In dismissing the company’s request on March 8, Justice Kane stressed that neither the courts nor politicians should interfere with the exercise of prosecutorial discretion.

“To subject such decisions to political interference, or to judicial supervision, could erode the integrity of our system of prosecution.” She said the courts would compromise their own independence if they supervised prosecutors, and they could also bring the justice system to a standstill.

But in its appeal filing this week, the company explains why it is now alleging an abuse of process.

SNC says Ms. Roussel accepted its request on Sept. 5 that it be permitted to submit additional information to support its bid for a deferred prosecution agreement. It provided Ms. Roussel’s office with new information over the days that followed.

However, it says, Ms. Wilson-Raybould seemed to be unaware of the new information, because Ms. Roussel “apparently failed” to tell her about it. SNC cites Ms. Wilson-Raybould’s testimony at the justice committee as its source for these assertions.

This failure to consult Ms. Wilson-Raybould had important consequences, the company argues, in that Ms. Roussel as director of public prosecutions (DPP) is in law accountable to the attorney-general.

“This resulted in the checks and balances regarding the accountability of the DPP … being critically circumvented. This failure lies at the heart of the DPP’s decision-making process in this matter, and constitutes a clear abuse of process.” ​

Criminal-defence lawyer Solomon Friedman characterized the new SNC-Lavalin legal bid as a “hail-Mary pass."

He said what this appeal “fundamentally misunderstands” is that the prosecution decision was not the attorney-general’s to make.

“The decision was the director of public prosecutions’ to make," Mr. Friedman said. While the attorney-general can take charge of prosecutions or issue direction, the attorney-general "is not the director of public prosecutions’ supervisor.”

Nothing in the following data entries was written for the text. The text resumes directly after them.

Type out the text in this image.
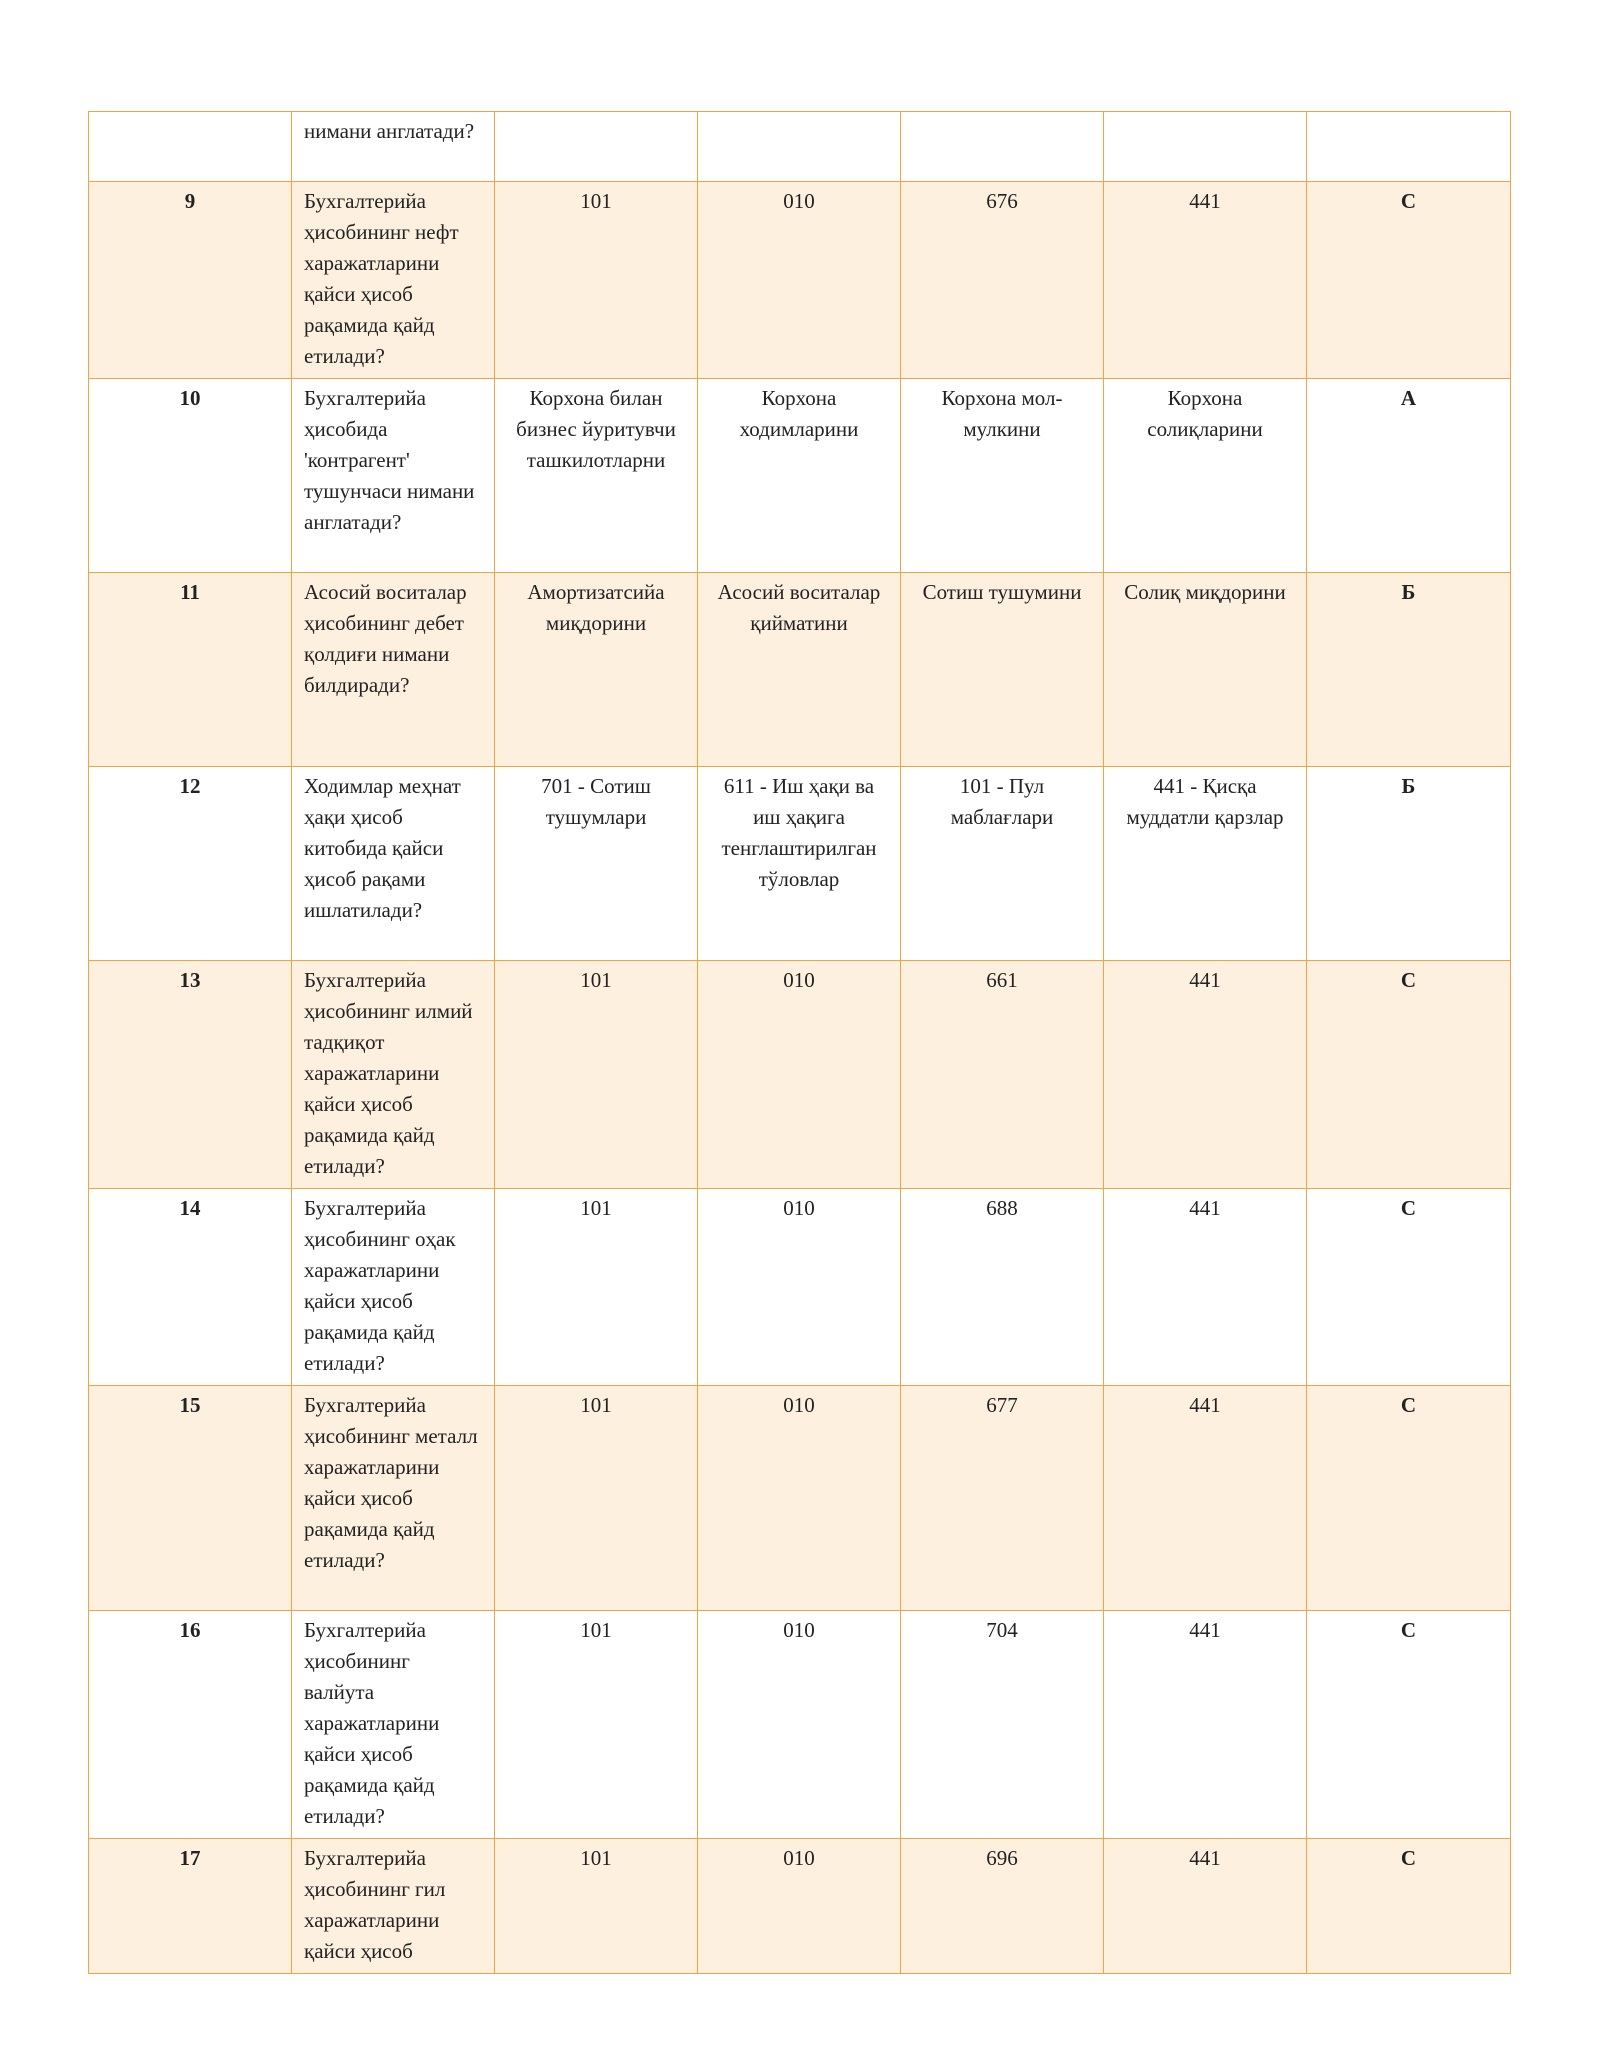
	нимани англатади?					
9	Бухгалтерийа ҳисобининг нефт харажатларини қайси ҳисоб рақамида қайд етилади?	101	010	676	441	C
10	Бухгалтерийа ҳисобида 'контрагент' тушунчаси нимани англатади?	Корхона билан бизнес йуритувчи ташкилотларни	Корхона ходимларини	Корхона мол-мулкини	Корхона солиқларини	А
11	Асосий воситалар ҳисобининг дебет қолдиғи нимани билдиради?	Амортизатсийа миқдорини	Асосий воситалар қийматини	Сотиш тушумини	Солиқ миқдорини	Б
12	Ходимлар меҳнат ҳақи ҳисоб китобида қайси ҳисоб рақами ишлатилади?	701 - Сотиш тушумлари	611 - Иш ҳақи ва иш ҳақига тенглаштирилган тўловлар	101 - Пул маблағлари	441 - Қисқа муддатли қарзлар	Б
13	Бухгалтерийа ҳисобининг илмий тадқиқот харажатларини қайси ҳисоб рақамида қайд етилади?	101	010	661	441	C
14	Бухгалтерийа ҳисобининг оҳак харажатларини қайси ҳисоб рақамида қайд етилади?	101	010	688	441	C
15	Бухгалтерийа ҳисобининг металл харажатларини қайси ҳисоб рақамида қайд етилади?	101	010	677	441	C
16	Бухгалтерийа ҳисобининг валйута харажатларини қайси ҳисоб рақамида қайд етилади?	101	010	704	441	C
17	Бухгалтерийа ҳисобининг гил харажатларини қайси ҳисоб	101	010	696	441	C
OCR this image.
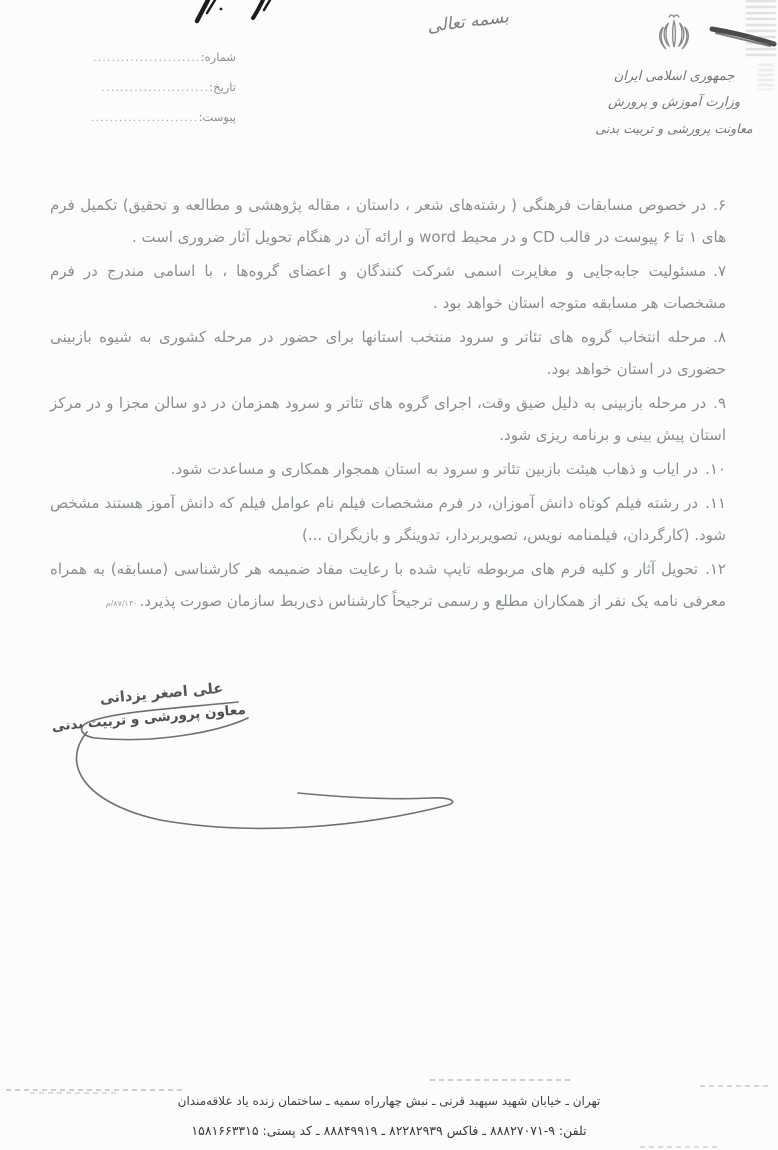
بسمه تعالی
شماره:
.......................
تاریخ:
.......................
پیوست:
.......................
جمهوری اسلامی ایران
وزارت آموزش و پرورش
معاونت پرورشی و تربیت بدنی

۶.در خصوص مسابقات فرهنگی ( رشته‌های شعر ، داستان ، مقاله پژوهشی و مطالعه و تحقیق) تکمیل فرم های ۱ تا ۶ پیوست در قالب CD و در محیط word و ارائه آن در هنگام تحویل آثار ضروری است .

۷.مسئولیت جابه‌جایی و مغایرت اسمی شرکت کنندگان و اعضای گروه‌ها ، با اسامی مندرج در فرم مشخصات هر مسابقه متوجه استان خواهد بود .

۸.مرحله انتخاب گروه های تئاتر و سرود منتخب استانها برای حضور در مرحله کشوری به شیوه بازبینی حضوری در استان خواهد بود.

۹.در مرحله بازبینی به دلیل ضیق وقت، اجرای گروه های تئاتر و سرود همزمان در دو سالن مجزا و در مرکز استان پیش بینی و برنامه ریزی شود.

۱۰.در ایاب و ذهاب هیئت بازبین تئاتر و سرود به استان همجوار همکاری و مساعدت شود.

۱۱.در رشته فیلم کوتاه دانش آموزان، در فرم مشخصات فیلم نام عوامل فیلم که دانش آموز هستند مشخص شود. (کارگردان، فیلمنامه نویس، تصویربردار، تدوینگر و بازیگران ...)

۱۲.تحویل آثار و کلیه فرم های مربوطه تایپ شده با رعایت مفاد ضمیمه هر کارشناسی (مسابقه) به همراه معرفی نامه یک نفر از همکاران مطلع و رسمی ترجیحاً کارشناس ذی‌ربط سازمان صورت پذیرد.۸۷/۱۳۰/م

علی اصغر یزدانی
معاون پرورشی و تربیت بدنی
تهران ـ خیابان شهید سپهبد قرنی ـ نبش چهارراه سمیه ـ ساختمان زنده یاد علاقه‌مندان
تلفن: ۹-۸۸۸۲۷۰۷۱ ـ فاکس ۸۲۲۸۲۹۳۹ ـ ۸۸۸۴۹۹۱۹ ـ کد پستی: ۱۵۸۱۶۶۳۳۱۵
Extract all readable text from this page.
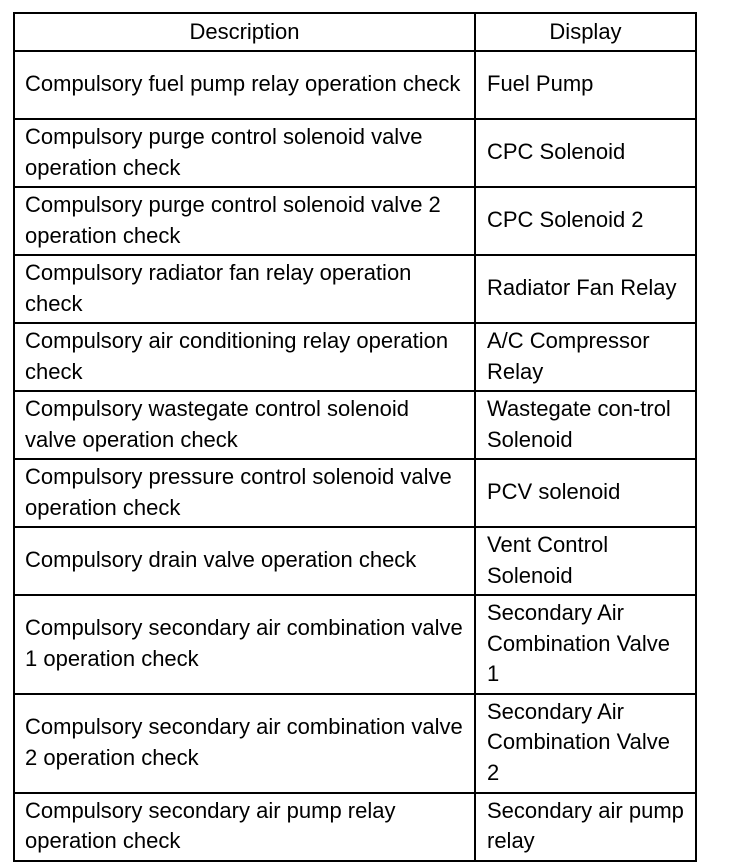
Description	Display
Compulsory fuel pump relay operation check	Fuel Pump
Compulsory purge control solenoid valve operation check	CPC Solenoid
Compulsory purge control solenoid valve 2 operation check	CPC Solenoid 2
Compulsory radiator fan relay operation check	Radiator Fan Relay
Compulsory air conditioning relay operation check	A/C Compressor Relay
Compulsory wastegate control solenoid valve operation check	Wastegate con-trol Solenoid
Compulsory pressure control solenoid valve operation check	PCV solenoid
Compulsory drain valve operation check	Vent Control Solenoid
Compulsory secondary air combination valve 1 operation check	Secondary Air Combination Valve 1
Compulsory secondary air combination valve 2 operation check	Secondary Air Combination Valve 2
Compulsory secondary air pump relay operation check	Secondary air pump relay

Mr. Trudeau declined to discuss the SNC-Lavalin appeal when asked about it at an event in Scarborough, Ont.

Asked whether his government is still considering beginning negotiations on one with SNC-Lavalin, Mr. Trudeau said it will be up to Attorney-General David Lametti to decide whether to intervene.

“[He] has the responsibility to make a determination on whether and how to intervene in matters before the courts and will exercise that in a way that is rigorous and in keeping with the rule of law,” the Prime Minister said.